He may have been a day late, but Len Barrie was not short on good humour and confidence as he came to court for the first day of a trial for unfiled taxes.
After being threatened with an arrest warrant Tuesday for not showing up at what was supposed to be the first day, Barrie was in court Wednesday morning and, though he was not on the stand, he was a presence in and out of the room.
At times gesturing in agreement with testimony and evidence being discussed, the former CEO of the Bear Mountain Master Partnership was demonstrative and talkative with reporters, witnesses and lawyers.
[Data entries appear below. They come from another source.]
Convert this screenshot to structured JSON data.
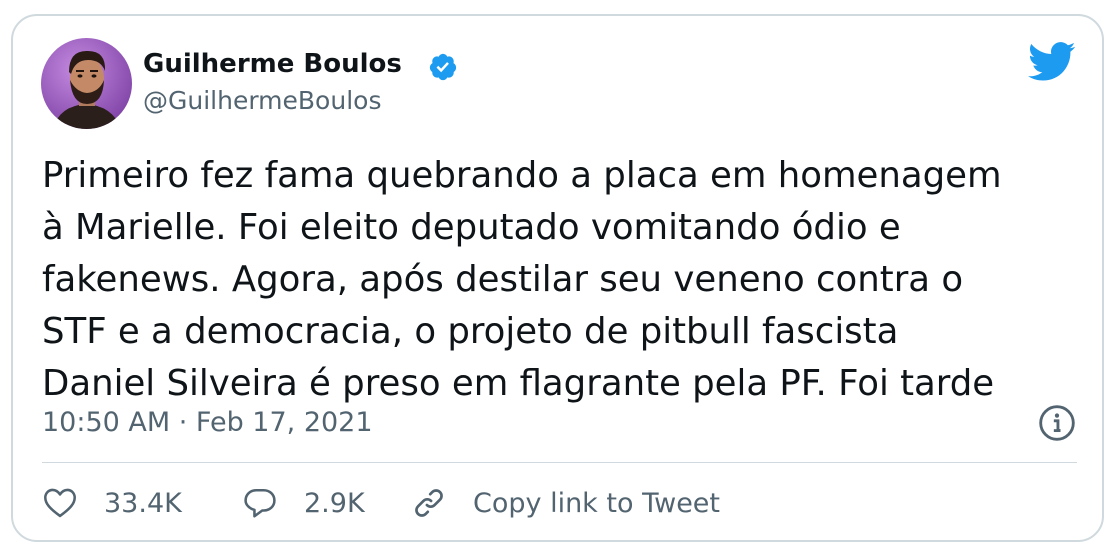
{
  "author": {
    "name": "Guilherme Boulos",
    "handle": "@GuilhermeBoulos",
    "verified": true,
    "avatar_icon": "profile-avatar"
  },
  "tweet": {
    "text_lines": [
      "Primeiro fez fama quebrando a placa em homenagem",
      "à Marielle. Foi eleito deputado vomitando ódio e",
      "fakenews. Agora, após destilar seu veneno contra o",
      "STF e a democracia, o projeto de pitbull fascista",
      "Daniel Silveira é preso em flagrante pela PF. Foi tarde"
    ],
    "timestamp": "10:50 AM · Feb 17, 2021"
  },
  "actions": {
    "likes": "33.4K",
    "replies": "2.9K",
    "copy_link_label": "Copy link to Tweet"
  },
  "icons": {
    "brand": "twitter-bird-icon",
    "verified": "verified-badge-icon",
    "info": "info-icon",
    "like": "heart-icon",
    "reply": "reply-bubble-icon",
    "copy": "link-icon"
  },
  "colors": {
    "brand_blue": "#1d9bf0",
    "text_primary": "#0f1419",
    "text_secondary": "#536471",
    "border": "#cfd9de"
  }
}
He said his refusal to appear on Day 1 had everything to do with not wanting to create “a media circus.”
“You saw that today, that’s why I didn’t want to come,” he said in an interview after Wednesday’s court session.
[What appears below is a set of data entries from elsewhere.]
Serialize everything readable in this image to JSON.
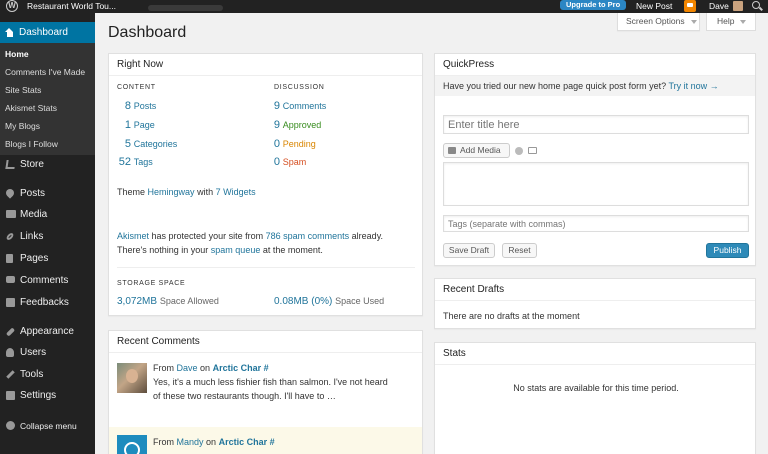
{
  "adminbar": {
    "logo_glyph": "W",
    "site_name": "Restaurant World Tou...",
    "upgrade_label": "Upgrade to Pro",
    "new_post_label": "New Post",
    "user_name": "Dave"
  },
  "sidebar": {
    "dashboard_label": "Dashboard",
    "submenu": [
      "Home",
      "Comments I've Made",
      "Site Stats",
      "Akismet Stats",
      "My Blogs",
      "Blogs I Follow"
    ],
    "items": [
      "Store",
      "Posts",
      "Media",
      "Links",
      "Pages",
      "Comments",
      "Feedbacks",
      "Appearance",
      "Users",
      "Tools",
      "Settings",
      "Collapse menu"
    ]
  },
  "header": {
    "title": "Dashboard",
    "screen_options": "Screen Options",
    "help": "Help"
  },
  "right_now": {
    "title": "Right Now",
    "content_heading": "CONTENT",
    "discussion_heading": "DISCUSSION",
    "content": [
      {
        "count": "8",
        "label": "Posts"
      },
      {
        "count": "1",
        "label": "Page"
      },
      {
        "count": "5",
        "label": "Categories"
      },
      {
        "count": "52",
        "label": "Tags"
      }
    ],
    "discussion": [
      {
        "count": "9",
        "label": "Comments"
      },
      {
        "count": "9",
        "label": "Approved"
      },
      {
        "count": "0",
        "label": "Pending"
      },
      {
        "count": "0",
        "label": "Spam"
      }
    ],
    "theme_prefix": "Theme",
    "theme_name": "Hemingway",
    "theme_with": "with",
    "widgets_link": "7 Widgets",
    "akismet_link": "Akismet",
    "akismet_text_1": "has protected your site from",
    "spam_comments_link": "786 spam comments",
    "akismet_text_2": "already.",
    "akismet_text_3": "There's nothing in your",
    "spam_queue_link": "spam queue",
    "akismet_text_4": "at the moment.",
    "storage_heading": "STORAGE SPACE",
    "space_allowed_value": "3,072MB",
    "space_allowed_label": "Space Allowed",
    "space_used_value": "0.08MB (0%)",
    "space_used_label": "Space Used"
  },
  "recent_comments": {
    "title": "Recent Comments",
    "items": [
      {
        "from": "From",
        "author": "Dave",
        "on": "on",
        "post": "Arctic Char #",
        "line1": "Yes, it's a much less fishier fish than salmon. I've not heard",
        "line2": "of these two restaurants though. I'll have to …"
      },
      {
        "from": "From",
        "author": "Mandy",
        "on": "on",
        "post": "Arctic Char #"
      }
    ]
  },
  "quickpress": {
    "title": "QuickPress",
    "banner_text": "Have you tried our new home page quick post form yet?",
    "banner_link": "Try it now →",
    "title_placeholder": "Enter title here",
    "add_media": "Add Media",
    "tags_placeholder": "Tags (separate with commas)",
    "save_draft": "Save Draft",
    "reset": "Reset",
    "publish": "Publish"
  },
  "recent_drafts": {
    "title": "Recent Drafts",
    "empty_text": "There are no drafts at the moment"
  },
  "stats": {
    "title": "Stats",
    "empty_text": "No stats are available for this time period."
  }
}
There were spectators inside and outside the courtroom most of the day and as many as four reporters and three camera operators.
Barrie was charged in December 2010 with two counts of failing to file tax returns in 2008 and 2009 for Bear Mountain Projects Ltd. Barrie has pleaded not guilty, and has pointed out the returns have since been filed.
Barrie faces a fine of $1,000 per count; he said while he could easily pay, he wanted his day in court.
“It’s principle, I can’t plead guilty to something I didn’t do,” he said. “I filed for 40 other companies on time, but [for Bear Mountain Projects] I had no way to and was not allowed to. It was held by the [Bear Mountain Master Partnership] and that was under the Companies Creditor Arrangement Act.”
The companies have been involved in the building and running of Bear Mountain Resort in Langford.
Prosecutor Cristin Peel had witness Diana Jamison of the Canada Revenue Agency describe the process by which the agency contacted Barrie to lay out what was required, including deadlines.
Jamison said several companies were behind in tax filing, including Bear Mountain Projects. Eventually all but Bear Mountain Projects filed, she said.
Jamison said she had been advised that while most of the returns were to be filed by an accounting firm, her agency would have to contact then Bear Mountain Master Partnership chief financial officer David Lindsay for dealings with two companies, including Bear Mountain Projects.
Under cross examination of Jamison, Barrie’s lawyer Paul Waller started to make his case that Bear Mountain Master Partnership controlled Bear Mountain Projects and, because it was under creditor protection, responsibility for filing tax returns fell to the receiver in charge and not Barrie.
HSBC, Bear Mountain Master Partnerships’ largest creditor, took control of Bear Mountain in the fall of 2010.
Barrie was removed as CEO in March 2010. At the time, the resort was in default on some loans and owed secured creditors more than $300 million.
The trial is expected to end today after Barrie takes the stand.